Adrien - Sábado 9 Maio 2026

🔭 As galáxias anãs estão condenadas... a se parecer

As galáxias anãs esferoidais são essas pequenas galáxias que orbitam gigantes como a Via Láctea. Embora apresentem rostos muito diversos, um estudo recente revela que compartilham um mesmo destino cósmico. Como guiadas por um ímã invisível, todas convergiriam para uma forma estável e previsível.

Isso resolve um antigo quebra-cabeça. Os modelos de matéria escura preveem que sua densidade deveria aumentar fortemente no centro dessas galáxias, formando um pico. Mas as observações mostram frequentemente uma distribuição mais plana, como um núcleo.
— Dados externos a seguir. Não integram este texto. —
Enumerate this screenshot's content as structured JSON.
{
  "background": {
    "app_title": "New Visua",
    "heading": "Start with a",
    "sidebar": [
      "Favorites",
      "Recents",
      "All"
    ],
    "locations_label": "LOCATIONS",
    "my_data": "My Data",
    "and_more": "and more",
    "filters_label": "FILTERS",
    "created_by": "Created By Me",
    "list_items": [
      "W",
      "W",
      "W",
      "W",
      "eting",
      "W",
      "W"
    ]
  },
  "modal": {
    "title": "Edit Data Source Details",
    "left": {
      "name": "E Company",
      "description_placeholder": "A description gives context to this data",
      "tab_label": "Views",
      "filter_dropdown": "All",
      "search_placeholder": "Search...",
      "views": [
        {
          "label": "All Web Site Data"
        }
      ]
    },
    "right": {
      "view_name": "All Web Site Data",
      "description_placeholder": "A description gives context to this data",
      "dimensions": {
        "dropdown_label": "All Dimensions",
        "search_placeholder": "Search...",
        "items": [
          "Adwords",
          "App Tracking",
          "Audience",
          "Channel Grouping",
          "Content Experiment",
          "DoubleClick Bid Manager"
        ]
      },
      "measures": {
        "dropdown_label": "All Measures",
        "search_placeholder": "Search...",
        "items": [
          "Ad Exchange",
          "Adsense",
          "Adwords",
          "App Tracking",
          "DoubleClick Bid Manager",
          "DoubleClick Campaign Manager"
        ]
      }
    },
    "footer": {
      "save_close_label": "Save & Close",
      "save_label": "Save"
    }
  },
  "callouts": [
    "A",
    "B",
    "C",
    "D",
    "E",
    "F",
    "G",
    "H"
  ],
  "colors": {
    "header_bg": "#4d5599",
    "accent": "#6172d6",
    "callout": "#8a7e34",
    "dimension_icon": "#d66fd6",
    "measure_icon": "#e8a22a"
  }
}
Essa diferença entre previsão e observação intriga os astrônomos há anos.


Imagem do telescópio Hubble mostrando a galáxia anã compacta Markarian 178. Ela está a 13 milhões de anos-luz na constelação da Ursa Maior.
Crédito: ESA/Hubble & NASA, F. Annibali, S. Hong


Jorge Peñarrubia e Ethan Nadler da Universidade de Edimburgo e da Universidade da Califórnia em San Diego propõem uma explicação. Segundo eles, essas galáxias evoluem sempre para um mesmo estado de equilíbrio. Não importam suas condições iniciais, elas acabam adotando uma configuração semelhante.

Como uma galáxia atinge esse estado? As estrelas no interior são constantemente agitadas por pequenas flutuações de forças, como em um fliperama. Essas sacudidas vêm de sub-halos de matéria escura, aglomerados invisíveis que dão energia às estrelas e ampliam suas órbitas.

Esse processo é acelerado quando a pequena galáxia passa perto de uma grande, como a Via Láctea. As forças de maré atraem suas camadas externas, o que aumenta ainda mais seu envoltório estelar. Mesmo isolada, uma anã acaba atingindo uma forma previsível.

Os pesquisadores testaram seu modelo com simulações computacionais. Eles acompanharam bilhões de partículas de estrelas e de sub-halos de matéria escura durante bilhões de anos. Resultado: uma galáxia anã deve perder mais de 99% de sua matéria escura antes de perder significativamente suas estrelas, o que a torna um sistema muito robusto. Os dados reais das galáxias ao redor da Via Láctea correspondem a essas previsões.

Essa descoberta muda nossa visão. A diversidade das anãs esferoidais não se deve a origens diferentes, mas a uma visão em momentos diferentes de sua evolução em direção a um mesmo ponto de equilíbrio.

A matéria escura


A matéria escura é uma substância invisível que compõe cerca de 85% da matéria do Universo.

Não podemos vê-la diretamente porque ela não emite nem absorve luz. Sua existência é deduzida de seus efeitos gravitacionais sobre as estrelas e galáxias. Por exemplo, as galáxias giram tão rápido que deveriam se desintegrar sem a presença dessa massa invisível.

A matéria escura forma halos ao redor das galáxias, e nas anãs esferoidais, ela domina completamente a massa. Compreender sua natureza é um dos grandes desafios da cosmologia moderna.